Only a few months have passed since Heads of State and Government representatives of the 193 UN Member States gathered in New York for the UN Summit on Sustainable Development, to adopt the new, transformative and inclusive Sustainable Development Goals (SDGs).
Determination to end poverty by 2030
“I thought this was a very exciting moment,” Mr. Wu said with a smile, standing once again in the majestic UN General Assembly Hall where history was made on 25 September 2015.
"It was the first time that we defined the clear meaning of sustainable development"
UN DESA's Under-Secretary-General
“It was the first time that we defined the clear meaning of sustainable development,” he explained, outlining its three dimensions - economic, social and environmental development.
Mr. Wu also emphasized that it was “the first time that we said loud and clear that we intend to end extreme poverty by the year of 2030.”
Defining moments during a year of global action
UN DESA has played a leading role in facilitating the work that resulted in two major outcomes during 2015: the Addis Ababa Action Agenda and the 2030 Agenda for Sustainable Development.
“I feel extremely proud of the colleagues in my department,” Mr. Wu said. “We were there, each and every step with Member States in discussions and providing our own knowledge and expertise.”
Mr. Wu recounted the work of the Open Working Groups, the Intergovernmental Committee of Experts on Sustainable Development Financing and Member States negotiations, which eventually led to the adoption of the new agenda.
“That is a good gift we could provide for the 70th Birthday of the United Nations.”
Work transforming our world has only begun
Discussing the critical next steps involving the implementation; Mr. Wu expressed confidence given the preparatory actions already taken around the world.
“I’m greatly encouraged […] this is a stage that is more complicated and more challenging - to transform your words and plan into reality and actions,” he said, underlining the need of instituting the development agenda at the national level. “If you want them to be implemented in reality, you have to streamline them into the national plans.”

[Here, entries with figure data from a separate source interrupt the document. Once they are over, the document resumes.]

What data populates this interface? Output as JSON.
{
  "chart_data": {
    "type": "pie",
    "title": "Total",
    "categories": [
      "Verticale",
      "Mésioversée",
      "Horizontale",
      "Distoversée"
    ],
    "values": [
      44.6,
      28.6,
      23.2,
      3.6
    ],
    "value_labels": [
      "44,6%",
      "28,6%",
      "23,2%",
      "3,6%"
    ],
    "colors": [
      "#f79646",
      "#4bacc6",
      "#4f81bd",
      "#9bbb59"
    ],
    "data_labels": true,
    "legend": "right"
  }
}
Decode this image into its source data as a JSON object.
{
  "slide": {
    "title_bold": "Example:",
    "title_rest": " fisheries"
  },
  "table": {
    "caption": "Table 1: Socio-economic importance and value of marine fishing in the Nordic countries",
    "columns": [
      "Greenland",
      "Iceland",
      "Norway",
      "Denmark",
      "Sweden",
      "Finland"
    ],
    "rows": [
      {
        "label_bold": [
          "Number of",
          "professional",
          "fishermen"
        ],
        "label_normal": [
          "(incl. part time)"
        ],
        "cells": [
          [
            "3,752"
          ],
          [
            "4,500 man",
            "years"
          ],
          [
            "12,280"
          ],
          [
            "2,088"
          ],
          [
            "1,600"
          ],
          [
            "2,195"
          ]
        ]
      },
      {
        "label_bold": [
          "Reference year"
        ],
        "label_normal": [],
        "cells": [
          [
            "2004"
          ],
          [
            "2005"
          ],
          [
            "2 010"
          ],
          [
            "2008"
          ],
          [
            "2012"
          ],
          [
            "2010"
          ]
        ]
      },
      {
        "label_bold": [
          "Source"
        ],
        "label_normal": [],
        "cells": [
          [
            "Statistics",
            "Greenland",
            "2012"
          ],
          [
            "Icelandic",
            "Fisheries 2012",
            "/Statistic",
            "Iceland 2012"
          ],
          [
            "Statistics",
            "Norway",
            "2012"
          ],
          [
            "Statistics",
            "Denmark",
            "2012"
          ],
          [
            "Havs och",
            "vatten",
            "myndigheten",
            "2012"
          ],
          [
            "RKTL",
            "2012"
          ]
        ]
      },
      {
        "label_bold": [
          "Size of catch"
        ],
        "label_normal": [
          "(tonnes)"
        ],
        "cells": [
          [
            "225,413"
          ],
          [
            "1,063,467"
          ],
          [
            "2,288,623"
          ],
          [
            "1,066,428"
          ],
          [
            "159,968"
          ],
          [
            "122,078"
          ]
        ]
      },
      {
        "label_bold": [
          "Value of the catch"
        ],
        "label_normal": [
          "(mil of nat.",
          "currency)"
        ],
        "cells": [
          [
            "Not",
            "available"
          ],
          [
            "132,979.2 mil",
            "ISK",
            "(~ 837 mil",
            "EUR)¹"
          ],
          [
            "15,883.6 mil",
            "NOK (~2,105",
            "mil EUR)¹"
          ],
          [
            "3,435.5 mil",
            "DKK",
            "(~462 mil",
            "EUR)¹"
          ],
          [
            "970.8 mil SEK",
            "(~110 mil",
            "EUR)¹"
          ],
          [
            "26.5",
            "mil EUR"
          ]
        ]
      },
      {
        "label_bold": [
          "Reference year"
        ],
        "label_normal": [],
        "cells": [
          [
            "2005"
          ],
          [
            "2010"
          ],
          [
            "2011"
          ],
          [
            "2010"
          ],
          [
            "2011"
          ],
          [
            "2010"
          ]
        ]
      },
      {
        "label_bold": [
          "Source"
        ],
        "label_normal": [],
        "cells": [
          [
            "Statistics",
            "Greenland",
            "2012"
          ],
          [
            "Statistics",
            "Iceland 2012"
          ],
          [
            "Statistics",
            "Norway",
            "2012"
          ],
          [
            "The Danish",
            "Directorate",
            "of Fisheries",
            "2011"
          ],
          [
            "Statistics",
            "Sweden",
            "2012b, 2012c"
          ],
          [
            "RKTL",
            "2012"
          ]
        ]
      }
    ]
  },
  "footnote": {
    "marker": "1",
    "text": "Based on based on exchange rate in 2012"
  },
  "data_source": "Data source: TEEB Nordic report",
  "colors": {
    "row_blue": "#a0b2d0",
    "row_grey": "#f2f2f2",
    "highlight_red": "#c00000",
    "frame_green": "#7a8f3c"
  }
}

Regarding funding, Mr. Wu highlighted that the Addis Ababa Action Agenda, adopted at the Third International Conference on Financing for Development in Ethiopia on 15 July, provides options for fundraising. “This is something we found missing with the MDGs.”
Inclusive SDGs process – a success story
Looking ahead towards the imminent process of realizing this ambitious development agenda, Mr. Wu said he already sees a clear difference in the ownership and level of commitment by Member States, compared to the previous Millennium Development Goals (MDGs).
“Member States started very slowly with the implementation of the MDGs because they did not feel like the owner, but this time it is totally different. Their involvement starts from the beginning. So that is a success story. We continue to engage all the multiple stakeholders in our future implementation.”